Many of them don't care about longevity, they only care about the here and now. Unions have been advocating a system which is inherently impossible to maintain, yet every year they argue with greater fervor that their unsustainable plan be maintained and expanded. Perhaps some party therotician\ideologues want longevity, but for their ground troops, all they want is money NOW.

djolds1 wrote:Primaries are different from general elections. Dems will cheat in general elections, GOPhers will be "caught" by the MSM. Unless there's a disaster, Romney has it sewn up.

Most likely. The question is will the Milquetoast candidate garner any enthusiasm? The base doesn't care for him. If he is the nominee, I doubt many will bother voting. Barack's hard core WILL show up.

djolds1 wrote: Woodward seems to be running into problems with the dielectrics, and Heim is discredited now. HFGWs or Pharis Williams' idea might play out. Williams' work is sweet in terms of parsimony.
I haven't kept up lately, being too involved in politics. What happened with Heim? How was it discredited.

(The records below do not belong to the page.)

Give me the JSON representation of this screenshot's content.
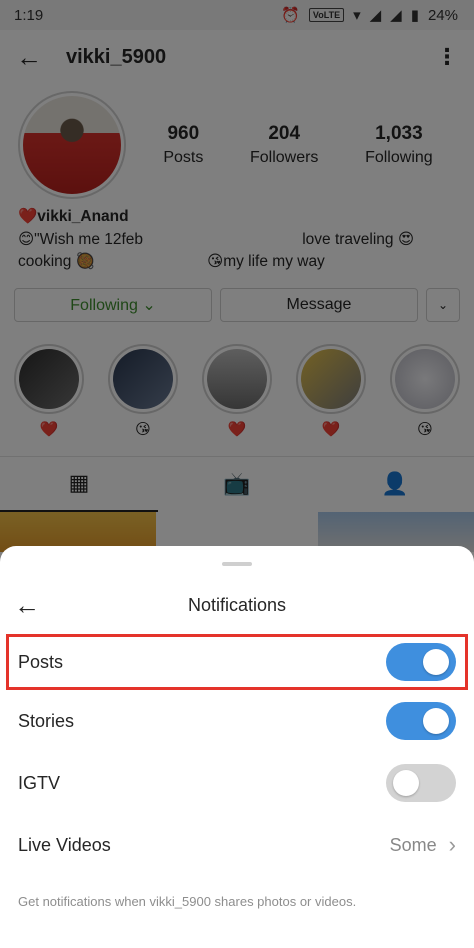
{
  "status_bar": {
    "time": "1:19",
    "network_badge": "VoLTE",
    "battery": "24%"
  },
  "header": {
    "back_icon": "arrow-left",
    "username": "vikki_5900",
    "menu_icon": "more-vertical"
  },
  "profile": {
    "posts": {
      "value": "960",
      "label": "Posts"
    },
    "followers": {
      "value": "204",
      "label": "Followers"
    },
    "following": {
      "value": "1,033",
      "label": "Following"
    }
  },
  "bio": {
    "name": "❤️vikki_Anand",
    "line1_left": "😊\"Wish me 12feb",
    "line1_right": "love traveling 😍",
    "line2_left": "cooking 🥘",
    "line2_right": "😘my life my way"
  },
  "actions": {
    "following": "Following ⌄",
    "message": "Message",
    "more": "⌄"
  },
  "highlights": [
    {
      "emoji": "❤️",
      "color": "#4a4a4a"
    },
    {
      "emoji": "😘",
      "color": "#3c4d66"
    },
    {
      "emoji": "❤️",
      "color": "#8a8a8a"
    },
    {
      "emoji": "❤️",
      "color": "#c9a94a"
    },
    {
      "emoji": "😘",
      "color": "#d4d4da"
    }
  ],
  "tabs": {
    "grid_icon": "grid",
    "igtv_icon": "tv",
    "tagged_icon": "person-tag"
  },
  "sheet": {
    "title": "Notifications",
    "back_icon": "arrow-left",
    "options": {
      "posts": {
        "label": "Posts",
        "state": "on"
      },
      "stories": {
        "label": "Stories",
        "state": "on"
      },
      "igtv": {
        "label": "IGTV",
        "state": "off"
      },
      "live": {
        "label": "Live Videos",
        "value": "Some"
      }
    },
    "footnote": "Get notifications when vikki_5900 shares photos or videos."
  },
  "colors": {
    "toggle_on": "#3f8fde",
    "toggle_off": "#d3d3d3",
    "highlight_border": "#e4332a",
    "following_text": "#3f8f2f"
  }
}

As for Woodward, it's easy to see how a technology on the ragged edge of material science might run into problems. At the transition speeds he is trying to use, material becomes spongy.

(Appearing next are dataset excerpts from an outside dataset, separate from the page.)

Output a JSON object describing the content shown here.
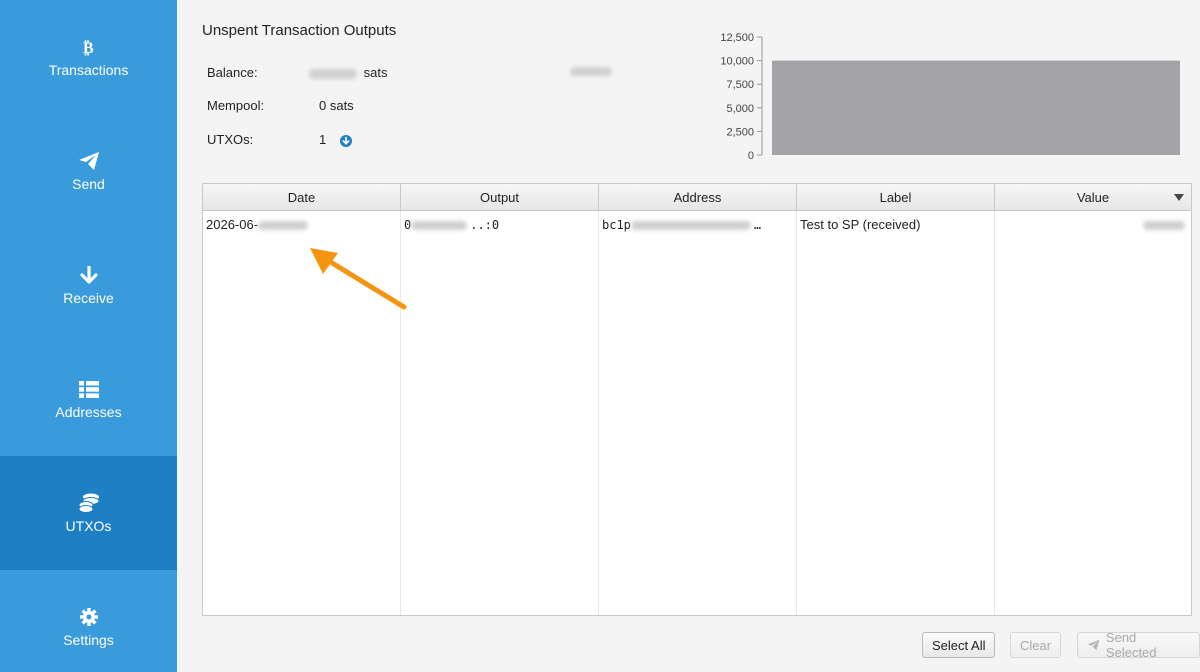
{
  "nav": {
    "items": [
      {
        "label": "Transactions",
        "icon": "bitcoin-icon",
        "active": false
      },
      {
        "label": "Send",
        "icon": "paper-plane-icon",
        "active": false
      },
      {
        "label": "Receive",
        "icon": "arrow-down-icon",
        "active": false
      },
      {
        "label": "Addresses",
        "icon": "list-icon",
        "active": false
      },
      {
        "label": "UTXOs",
        "icon": "coins-icon",
        "active": true
      },
      {
        "label": "Settings",
        "icon": "gear-icon",
        "active": false
      }
    ]
  },
  "summary": {
    "title": "Unspent Transaction Outputs",
    "balance_label": "Balance:",
    "balance_unit": "sats",
    "mempool_label": "Mempool:",
    "mempool_value": "0 sats",
    "utxos_label": "UTXOs:",
    "utxos_value": "1"
  },
  "chart_data": {
    "type": "bar",
    "categories": [
      ""
    ],
    "values": [
      10000
    ],
    "yticks": [
      "12,500",
      "10,000",
      "7,500",
      "5,000",
      "2,500",
      "0"
    ],
    "ylim": [
      0,
      12500
    ],
    "grid": false,
    "bar_color": "#a3a3a8"
  },
  "table": {
    "headers": [
      "Date",
      "Output",
      "Address",
      "Label",
      "Value"
    ],
    "rows": [
      {
        "date": "2026-06-",
        "output_prefix": "0",
        "output_suffix": "..:0",
        "address_prefix": "bc1p",
        "address_suffix": "…",
        "label": "Test to SP (received)"
      }
    ]
  },
  "buttons": {
    "select_all": "Select All",
    "clear": "Clear",
    "send_selected": "Send Selected"
  },
  "colors": {
    "sidebar": "#3a9bdc",
    "sidebar_active": "#1f7fc3",
    "annotation_arrow": "#f5940f"
  }
}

djolds1 wrote:Traveller is one of the better fictional RPG universes ever created. IMO. Probably because it is also one of the longest-lived.
Alas, my Science Fiction days have been mostly behind me. I have been wanting to reacquaint myself with the genre, but It is hard to find stuff I like nowadays. Several months ago I bought "Speaker for the Dead" because it was written by Orson Scott Card, and "Ender's Game" was so good, I thought surely other books by this Author would be as well. So far, the first several chapters have been a snooze fest in my opinion.

As for the RPG, I loved the Fantasy based Genre, but I never got into the Sci-Fi versions.



djolds1 wrote:Only if you count George Washington and Dwight Eisenhower as vicious bad-asses. Competent and willing to be ruthless at need? Yes. Vicious? Not necessarily.
I just read a few days ago where Washington dealt with a Mutiny from an army group. He Captured them, and said he would pardoned the Enlisted but ordered them to shoot their officers who had so badly led them into mutiny. When the enlisted fired over their heads, Washington told them that if they didn't shoot true on the next volley, they would all join their officer's fate.

The men thereafter shot accurately.

Washington was a civilized man, so he could be ruthless without being vicious. (Wanton Cruelty) However, unprincipled cruelty also works to produce a base of loyal supporters.

Genghis Kahn for example.


What I am saying is that when TSHTF Vicious works as well (or perhaps better) in securing power. Saddam Hussein is another example.


Pour l'encouragement des autres.
‘What all the wise men promised has not happened, and what all the damned fools said would happen has come to pass.’